California tiene flores en el pelo… Así rezaba una canción de los sesenta y todos queríamos viajar al paraíso de la costa oeste americana, junto al Pacífico, y escuchar en vivo el nuevo sonido California, la tierra de los sueños como cantaban “The Mamas and the Papas”, esas dos parejas desiguales de largos cabellos que representaban la libertad de eterna sonrisa. Sus vidas no sonrieron eternamente pero eran “¡hippies!”, la palabra mágica que nos hacía portadores del secreto, del santo grial de la eterna juventud, el amor, la amistad, la música… ¿Se podía pedir más? Algunos mezclaron todo esto con ingredientes que les llevaron a años luz de su filosofía, transportados a un universo del que no supieron volver. Pero los demás soñábamos con conocer a chicos tan altos, rubios, tostados y musculados como los Beach Boys, surfeando sobre nuestras melenas lacias y brillantes.
Supongo que me delato con esta ensoñación sesentera, flores, paz… Lennon sabía tanto de paz y nos lo contaba tan bien que aún cuesta creer que alguien le cortase el aire y le dejase sin voz para siempre, aunque por supuesto no lo ha conseguido. Imagine… Teníamos todo por hacer, éramos la generación-regeneración, las chicas no esperábamos a que nos sacasen a bailar. Bailábamos solas y ellos eran nuestros amigos y compañeros, era el trato, aunque aún nos gustaba que nos regalasen flores para llevarlas en el pelo.
Hoy estoy en California y sí, Disneylandia existe. Yo voy una y otra vez con mis nietos, es el nuevo trato cada vez que vengo: me pongo el 3D en la imaginación y lo queremos ver todo, subirnos a todo hasta que se nos hace de noche y a regañadientes nos perdemos en la autopista mientras ellos se duermen.
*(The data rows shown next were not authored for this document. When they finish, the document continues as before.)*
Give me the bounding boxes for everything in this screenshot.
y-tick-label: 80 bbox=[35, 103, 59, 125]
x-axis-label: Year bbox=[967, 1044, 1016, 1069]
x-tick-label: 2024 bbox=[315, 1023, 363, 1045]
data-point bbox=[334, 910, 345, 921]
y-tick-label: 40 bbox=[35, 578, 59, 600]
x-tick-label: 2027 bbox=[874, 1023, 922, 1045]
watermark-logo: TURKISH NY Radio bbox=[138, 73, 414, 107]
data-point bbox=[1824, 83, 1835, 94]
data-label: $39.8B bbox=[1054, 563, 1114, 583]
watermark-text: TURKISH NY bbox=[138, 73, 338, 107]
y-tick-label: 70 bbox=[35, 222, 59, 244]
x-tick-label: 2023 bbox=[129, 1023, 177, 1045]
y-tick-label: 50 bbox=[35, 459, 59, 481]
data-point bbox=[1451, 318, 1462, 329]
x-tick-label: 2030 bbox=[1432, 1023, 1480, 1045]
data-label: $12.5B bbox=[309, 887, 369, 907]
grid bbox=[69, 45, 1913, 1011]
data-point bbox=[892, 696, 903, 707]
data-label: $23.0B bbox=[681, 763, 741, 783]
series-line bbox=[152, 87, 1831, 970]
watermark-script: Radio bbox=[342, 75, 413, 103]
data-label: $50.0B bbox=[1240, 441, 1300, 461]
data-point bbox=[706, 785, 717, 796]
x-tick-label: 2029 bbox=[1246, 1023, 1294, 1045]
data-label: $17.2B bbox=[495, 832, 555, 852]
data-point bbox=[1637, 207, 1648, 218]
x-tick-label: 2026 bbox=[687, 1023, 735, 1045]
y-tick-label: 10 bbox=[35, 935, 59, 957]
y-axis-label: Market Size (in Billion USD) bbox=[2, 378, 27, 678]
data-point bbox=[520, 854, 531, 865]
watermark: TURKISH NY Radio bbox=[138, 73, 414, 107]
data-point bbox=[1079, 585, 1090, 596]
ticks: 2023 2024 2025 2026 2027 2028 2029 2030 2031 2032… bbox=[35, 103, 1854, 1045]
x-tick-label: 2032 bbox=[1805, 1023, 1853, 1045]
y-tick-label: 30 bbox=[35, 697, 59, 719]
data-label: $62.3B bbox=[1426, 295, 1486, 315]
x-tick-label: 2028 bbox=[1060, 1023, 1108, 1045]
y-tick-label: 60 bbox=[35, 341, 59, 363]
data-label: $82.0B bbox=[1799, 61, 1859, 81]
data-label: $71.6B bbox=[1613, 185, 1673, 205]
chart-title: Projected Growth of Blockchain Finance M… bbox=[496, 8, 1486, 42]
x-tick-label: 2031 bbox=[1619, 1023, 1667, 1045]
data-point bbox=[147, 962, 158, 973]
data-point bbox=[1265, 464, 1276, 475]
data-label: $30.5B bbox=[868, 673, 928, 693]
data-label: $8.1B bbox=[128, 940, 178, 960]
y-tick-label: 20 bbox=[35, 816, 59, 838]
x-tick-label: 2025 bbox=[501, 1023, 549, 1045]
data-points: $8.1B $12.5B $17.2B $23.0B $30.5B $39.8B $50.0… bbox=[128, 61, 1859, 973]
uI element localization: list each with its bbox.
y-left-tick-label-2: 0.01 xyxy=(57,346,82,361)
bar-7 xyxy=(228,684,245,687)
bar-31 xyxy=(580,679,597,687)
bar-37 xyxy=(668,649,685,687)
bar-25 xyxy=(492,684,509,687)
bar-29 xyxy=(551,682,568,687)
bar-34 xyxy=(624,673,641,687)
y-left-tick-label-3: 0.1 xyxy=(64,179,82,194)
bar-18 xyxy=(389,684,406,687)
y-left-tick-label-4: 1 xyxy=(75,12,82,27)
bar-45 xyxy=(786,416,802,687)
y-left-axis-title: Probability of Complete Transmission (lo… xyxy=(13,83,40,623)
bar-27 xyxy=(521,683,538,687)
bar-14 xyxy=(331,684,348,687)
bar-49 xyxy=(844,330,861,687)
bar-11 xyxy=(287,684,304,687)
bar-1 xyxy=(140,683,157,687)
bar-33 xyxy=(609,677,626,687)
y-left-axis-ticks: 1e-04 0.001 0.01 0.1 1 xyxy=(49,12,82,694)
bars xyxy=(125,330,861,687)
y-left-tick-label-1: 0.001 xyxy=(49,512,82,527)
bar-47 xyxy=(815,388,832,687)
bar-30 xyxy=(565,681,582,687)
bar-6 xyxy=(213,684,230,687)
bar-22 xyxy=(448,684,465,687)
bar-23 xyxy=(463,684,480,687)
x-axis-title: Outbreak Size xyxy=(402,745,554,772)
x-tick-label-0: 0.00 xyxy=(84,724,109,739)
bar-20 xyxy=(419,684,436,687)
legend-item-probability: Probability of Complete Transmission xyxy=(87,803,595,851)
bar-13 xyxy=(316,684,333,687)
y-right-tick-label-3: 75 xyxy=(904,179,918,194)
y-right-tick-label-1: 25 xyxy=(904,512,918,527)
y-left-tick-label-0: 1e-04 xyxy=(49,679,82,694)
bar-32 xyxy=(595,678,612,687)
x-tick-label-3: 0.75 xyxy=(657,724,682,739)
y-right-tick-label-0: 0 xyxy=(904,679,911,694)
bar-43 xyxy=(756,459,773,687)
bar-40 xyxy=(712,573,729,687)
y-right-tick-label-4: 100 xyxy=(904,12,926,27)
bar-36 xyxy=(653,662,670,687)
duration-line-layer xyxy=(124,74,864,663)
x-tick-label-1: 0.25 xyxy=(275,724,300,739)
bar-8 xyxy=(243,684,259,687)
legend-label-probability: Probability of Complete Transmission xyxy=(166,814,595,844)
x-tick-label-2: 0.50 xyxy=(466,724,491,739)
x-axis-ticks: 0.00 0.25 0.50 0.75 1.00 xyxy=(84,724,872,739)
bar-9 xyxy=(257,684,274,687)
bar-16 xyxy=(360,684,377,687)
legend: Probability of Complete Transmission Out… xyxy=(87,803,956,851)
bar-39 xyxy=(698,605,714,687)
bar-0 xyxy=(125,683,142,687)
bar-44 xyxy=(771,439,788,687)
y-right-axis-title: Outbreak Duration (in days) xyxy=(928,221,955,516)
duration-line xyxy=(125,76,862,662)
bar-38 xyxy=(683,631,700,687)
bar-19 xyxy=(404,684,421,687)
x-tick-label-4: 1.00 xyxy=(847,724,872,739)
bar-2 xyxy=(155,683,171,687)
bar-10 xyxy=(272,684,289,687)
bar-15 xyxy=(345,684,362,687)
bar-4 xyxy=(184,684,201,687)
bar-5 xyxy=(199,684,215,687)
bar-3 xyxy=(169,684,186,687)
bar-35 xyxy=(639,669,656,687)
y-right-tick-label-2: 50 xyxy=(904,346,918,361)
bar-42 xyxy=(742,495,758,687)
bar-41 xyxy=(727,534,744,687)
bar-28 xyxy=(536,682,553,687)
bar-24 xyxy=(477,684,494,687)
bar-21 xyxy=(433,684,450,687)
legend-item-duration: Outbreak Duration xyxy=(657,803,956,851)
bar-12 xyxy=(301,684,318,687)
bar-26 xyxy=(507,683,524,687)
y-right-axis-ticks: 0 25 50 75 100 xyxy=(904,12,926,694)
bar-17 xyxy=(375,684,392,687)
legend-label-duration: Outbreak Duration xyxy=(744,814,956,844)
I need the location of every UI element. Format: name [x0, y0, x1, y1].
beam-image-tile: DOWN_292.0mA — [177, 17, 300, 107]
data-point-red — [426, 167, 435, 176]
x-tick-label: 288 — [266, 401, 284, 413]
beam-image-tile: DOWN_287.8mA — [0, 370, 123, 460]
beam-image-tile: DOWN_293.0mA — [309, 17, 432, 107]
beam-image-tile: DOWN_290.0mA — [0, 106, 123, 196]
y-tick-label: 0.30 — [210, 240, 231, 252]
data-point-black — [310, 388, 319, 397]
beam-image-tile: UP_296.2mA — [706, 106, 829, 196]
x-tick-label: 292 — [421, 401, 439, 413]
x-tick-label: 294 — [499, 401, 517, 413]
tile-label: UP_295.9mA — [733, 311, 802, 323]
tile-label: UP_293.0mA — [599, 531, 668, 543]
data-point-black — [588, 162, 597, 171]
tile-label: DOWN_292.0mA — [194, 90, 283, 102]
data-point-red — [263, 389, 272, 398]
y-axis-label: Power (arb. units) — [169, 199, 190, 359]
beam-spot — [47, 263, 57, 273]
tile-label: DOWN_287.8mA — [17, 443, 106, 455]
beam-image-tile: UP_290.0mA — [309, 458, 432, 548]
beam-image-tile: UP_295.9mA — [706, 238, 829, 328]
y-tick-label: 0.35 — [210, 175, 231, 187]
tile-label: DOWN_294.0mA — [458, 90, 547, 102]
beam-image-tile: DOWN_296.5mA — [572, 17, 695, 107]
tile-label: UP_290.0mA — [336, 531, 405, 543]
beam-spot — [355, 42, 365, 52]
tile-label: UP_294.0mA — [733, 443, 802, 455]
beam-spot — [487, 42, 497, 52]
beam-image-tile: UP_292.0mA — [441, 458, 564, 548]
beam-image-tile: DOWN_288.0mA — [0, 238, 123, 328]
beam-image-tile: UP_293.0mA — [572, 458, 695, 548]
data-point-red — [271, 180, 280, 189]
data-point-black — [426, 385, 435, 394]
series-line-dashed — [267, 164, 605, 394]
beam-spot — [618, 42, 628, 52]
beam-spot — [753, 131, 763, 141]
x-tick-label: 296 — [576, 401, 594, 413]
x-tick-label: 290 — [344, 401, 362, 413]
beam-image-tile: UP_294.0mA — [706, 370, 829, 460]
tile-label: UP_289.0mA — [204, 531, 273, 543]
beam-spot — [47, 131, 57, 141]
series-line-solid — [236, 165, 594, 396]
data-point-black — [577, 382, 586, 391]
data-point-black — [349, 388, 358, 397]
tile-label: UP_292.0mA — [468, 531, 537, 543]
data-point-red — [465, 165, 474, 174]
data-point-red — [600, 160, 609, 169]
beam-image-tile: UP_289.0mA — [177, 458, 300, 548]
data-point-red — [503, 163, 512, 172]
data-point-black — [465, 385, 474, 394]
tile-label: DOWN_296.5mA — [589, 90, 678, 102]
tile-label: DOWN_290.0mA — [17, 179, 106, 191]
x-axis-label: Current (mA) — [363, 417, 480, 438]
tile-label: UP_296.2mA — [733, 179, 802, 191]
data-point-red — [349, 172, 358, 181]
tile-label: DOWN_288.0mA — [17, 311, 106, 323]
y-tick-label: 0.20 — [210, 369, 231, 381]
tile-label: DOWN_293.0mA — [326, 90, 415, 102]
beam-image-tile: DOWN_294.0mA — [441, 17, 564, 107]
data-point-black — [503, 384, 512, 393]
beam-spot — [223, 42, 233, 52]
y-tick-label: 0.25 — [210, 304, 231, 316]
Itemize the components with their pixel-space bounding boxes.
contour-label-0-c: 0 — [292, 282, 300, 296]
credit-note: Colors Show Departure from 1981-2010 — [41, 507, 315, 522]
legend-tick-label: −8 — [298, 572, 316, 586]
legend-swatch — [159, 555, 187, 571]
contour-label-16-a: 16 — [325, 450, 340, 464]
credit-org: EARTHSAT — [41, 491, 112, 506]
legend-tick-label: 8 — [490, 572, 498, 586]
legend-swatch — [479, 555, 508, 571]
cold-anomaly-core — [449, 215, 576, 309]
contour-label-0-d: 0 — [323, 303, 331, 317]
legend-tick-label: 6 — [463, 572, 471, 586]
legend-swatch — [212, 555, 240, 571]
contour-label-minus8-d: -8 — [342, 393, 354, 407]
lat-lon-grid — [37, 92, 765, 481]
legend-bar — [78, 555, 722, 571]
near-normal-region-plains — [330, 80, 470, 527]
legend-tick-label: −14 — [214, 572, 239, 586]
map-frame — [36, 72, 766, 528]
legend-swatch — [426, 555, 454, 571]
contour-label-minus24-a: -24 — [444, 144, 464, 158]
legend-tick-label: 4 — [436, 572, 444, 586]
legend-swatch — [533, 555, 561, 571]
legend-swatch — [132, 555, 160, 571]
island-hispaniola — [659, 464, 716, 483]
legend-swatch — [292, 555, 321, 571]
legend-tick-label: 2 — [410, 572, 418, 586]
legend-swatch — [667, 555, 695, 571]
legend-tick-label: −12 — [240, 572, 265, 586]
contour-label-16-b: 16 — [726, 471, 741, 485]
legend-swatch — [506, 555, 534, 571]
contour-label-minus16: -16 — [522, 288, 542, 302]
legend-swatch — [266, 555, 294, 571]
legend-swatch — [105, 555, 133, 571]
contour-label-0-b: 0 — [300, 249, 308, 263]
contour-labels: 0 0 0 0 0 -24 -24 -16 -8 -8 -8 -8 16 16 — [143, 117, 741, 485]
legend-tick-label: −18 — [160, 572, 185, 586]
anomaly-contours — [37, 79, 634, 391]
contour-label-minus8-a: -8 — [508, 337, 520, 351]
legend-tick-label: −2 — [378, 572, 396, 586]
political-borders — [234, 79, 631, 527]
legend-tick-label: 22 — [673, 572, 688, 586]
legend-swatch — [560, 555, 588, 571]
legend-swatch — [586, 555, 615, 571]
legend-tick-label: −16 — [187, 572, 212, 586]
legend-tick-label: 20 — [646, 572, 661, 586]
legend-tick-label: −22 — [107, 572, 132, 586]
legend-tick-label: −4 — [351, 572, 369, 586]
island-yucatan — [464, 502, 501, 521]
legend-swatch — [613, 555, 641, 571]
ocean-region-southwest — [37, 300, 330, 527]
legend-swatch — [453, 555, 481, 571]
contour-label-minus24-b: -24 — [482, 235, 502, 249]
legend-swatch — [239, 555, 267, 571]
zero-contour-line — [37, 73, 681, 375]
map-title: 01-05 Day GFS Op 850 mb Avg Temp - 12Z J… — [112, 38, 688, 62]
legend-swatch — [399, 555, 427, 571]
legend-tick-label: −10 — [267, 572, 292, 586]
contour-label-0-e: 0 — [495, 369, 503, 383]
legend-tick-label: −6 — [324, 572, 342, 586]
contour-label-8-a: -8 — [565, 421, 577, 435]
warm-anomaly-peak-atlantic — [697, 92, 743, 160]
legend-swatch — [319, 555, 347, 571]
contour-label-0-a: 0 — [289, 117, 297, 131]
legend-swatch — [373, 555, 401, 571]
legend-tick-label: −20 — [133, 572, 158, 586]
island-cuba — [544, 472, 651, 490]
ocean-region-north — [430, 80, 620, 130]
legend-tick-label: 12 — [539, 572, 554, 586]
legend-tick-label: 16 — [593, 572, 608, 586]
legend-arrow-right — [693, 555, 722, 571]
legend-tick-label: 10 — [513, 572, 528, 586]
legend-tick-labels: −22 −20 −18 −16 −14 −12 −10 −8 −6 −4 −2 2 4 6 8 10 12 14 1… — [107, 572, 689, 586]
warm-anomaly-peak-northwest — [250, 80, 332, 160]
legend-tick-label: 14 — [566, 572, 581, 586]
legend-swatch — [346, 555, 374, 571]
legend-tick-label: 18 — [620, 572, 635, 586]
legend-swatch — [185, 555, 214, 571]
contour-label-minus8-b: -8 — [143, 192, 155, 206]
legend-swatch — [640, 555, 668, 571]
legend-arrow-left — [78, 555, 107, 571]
Me encanta California: sus naranjas, su vino, sus montañas, el estado donde ninguna cultura es extraña, donde siempre se puede encontrar un sueño si no te deslumbras con tanta abundancia que casi siempre es de otros. En Santa Mónica puedes pasar horas y horas escuchando a músicos callejeros que no cambiarían la calle por ninguna multinacional de la mentira. En Malibú, el Océano es tan intensamente oscuro que temes ser atrapada por uno de esos monstruos que vemos en las películas con protagonistas espectaculares a los que te encuentras aquí, paseando tranquilamente como si fueran tus inocentes vecinos.
Curiosamente el español está por todas partes, en calles y conversaciones, mientras en la madre patria nos damos de tortas por volver a la tribu, eso sí, de corbata y tarjeta de crédito, es decir, la no-tribu. Mientras -repito- en España nos atomizamos en un viaje reaccionario y miope, aquí el idioma se hace grande, inmenso y conciliador. Mal que a algunos les pese España es más grande fuera que dentro, gracias en gran parte a nuestros hermanos del sur, sobre todo mexicanos, emigrantes, trabajadores humildes, orgullosos de su cultura e idioma, que no saben decir “no” si hay que llevar unos dólares a casa y mejorar la calidad de vida de su gente. Como un tejido silencioso, cálido y amable han ido penetrando y enriqueciendo la sociedad hasta el punto de conseguir que después de mucho tiempo California vuelva a latir en español.
Yo me siento orgullosa y tranquila al ver que mi sueño americano de los sesenta se ha convertido en esta fusión diversa, generosa y multicultural, que mi espíritu hippie todavía intacto no era víctima de un espejismo, que mis nietos van a un colegio público donde les enseñan a cuidar un huerto y un jardín, que crecen en un espacio libre, sin nacionalismos ni luchas fratricidas, donde las normas de convivencia son el amor a la naturaleza, el respeto por el otro, la diversidad como suma, no como exclusión, la mezcla como conquista no como impureza… No sé si os suena algo así como “no pienso igual que tú pero daría la vida para que tú puedas hacerlo y puedas llevar si te hace feliz flores en el pelo”.